Ese respeto implica aceptar su ritmo y , especialmente en los procesos psicoterapéuticos y otros ámbitos asistenciales, el tiempo que necesita para poner palabras a lo que le sucede. La violencia física no es la única ni la principal forma de maltrato y abuso. Lo es también la invasión sobre la intimidad del sujeto que significa exponerlo, expropiarlo, arrebatarle sus historias y meterlo en circuitos de contarlas, a veces sin sentido ya para él por las mil veces contadas, en la falsa creencia de que contar libera cuando en realidad expropia.


Esa expropiación del sujeto se produce cada vez que éste es obligado a someterse a exploraciones, tratamientos, seguimientos y coordinaciones sin su consentimiento y fuera de una asignación de sentido. No significa esto una desvalorización de la palabra sino de cualquier palabra, en cualquier momento, arrebatada por cualquier profesional como hacía, salvando las distancia, el policía del inicio de este artículo.


La palabra, fuera de marco, de sentido, de proyecto, y de escucha competente, no solamente no tiene valor en sí sino que, además, resulta ser una obligación intrusiva, humillante, agotadora y desesperante para quienes se ven obligados a ella.

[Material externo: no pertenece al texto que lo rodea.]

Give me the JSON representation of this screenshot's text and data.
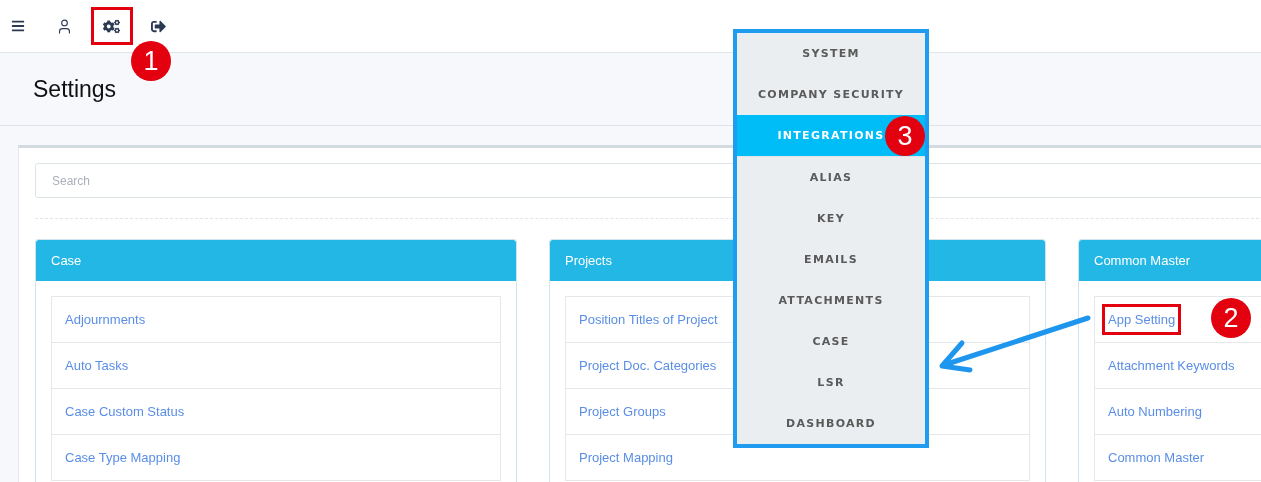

La palabra solo accede de verdad a su dimensión propia cuando se encuentra marcada por los tiempos también de silencios y omisiones que el sujeto marca, siendo en todo momento el dueño de su distribución y evitando así la construcción de una variante de relato autobiográfico tan desinvestido que puede usarlo con un mínimo de sufrimiento y en el que el sujeto se esconde y se pierde.


Ello debe llevar a una gran prudencia y al ejercicio humilde del saber porque éste no tiene efectos beneficiosos por sí mismo sino por su modo de utilización comprensiva y ajustada al tiempo, necesidades, posibilidades, voluntad y libertad del otro. Es decir, sujeto a valores.


Cuando escribo este trabajo me entero de la muerte de Simone Weil , defensora de la libertad, la dignidad de la persona, de los derechos humanos, la justicia, la solidaridad y el papel de la mujer en la sociedad moderna, que se libró del exterminio nazi en el campo de Auschwitz al que llegó con 16 años gracias a la piedad y protección de su terrible guardiana, hecho que nunca supo explicarse la propia Weil y que atribuyó a que aquella mujer implacable en la aplicación de las instrucciones del genocidio, necesitaba demostrarse en algún punto humana.


Unos días antes de la muerte de Weil, el parlamento alemán legaliza el matrimonio de personas del mismo sexo y unos días después se celebra en Madrid el día mundial del Orgullo LGTB, magnífica celebración de la diversidad y de la diferencia.


En tiempos de incertidumbre, de tanta inseguridad y de naufragio de tantos valores el recuerdo de tantos que abren caminos y cualquier avance es un motivo para celebrar y seguirse esforzando. Me vienen al recuerdo algunas frases del personaje de "Relato de un náufrago", de García Márquez: "estaba sin fuerzas pero completamente vivo y aquella certidumbre me produjo una sensación de desamparo". Y continúa: "el más insignificante rastro de la presencia humana tuvo para mí en aquel instante el significado de una revelación".


¿Por dónde habría que empezar para contribuir a la defensa de la dignidad y de la justicia? Se le preguntó a Martha Bussbaum, autora entre otros del libro "El ocultamiento de lo humano" en una entrevista en La Vanguardia. Ante tan compleja pregunta, ella respondió con la sencillez que da la sabiduría: "mirando en el interior de nuestros corazones".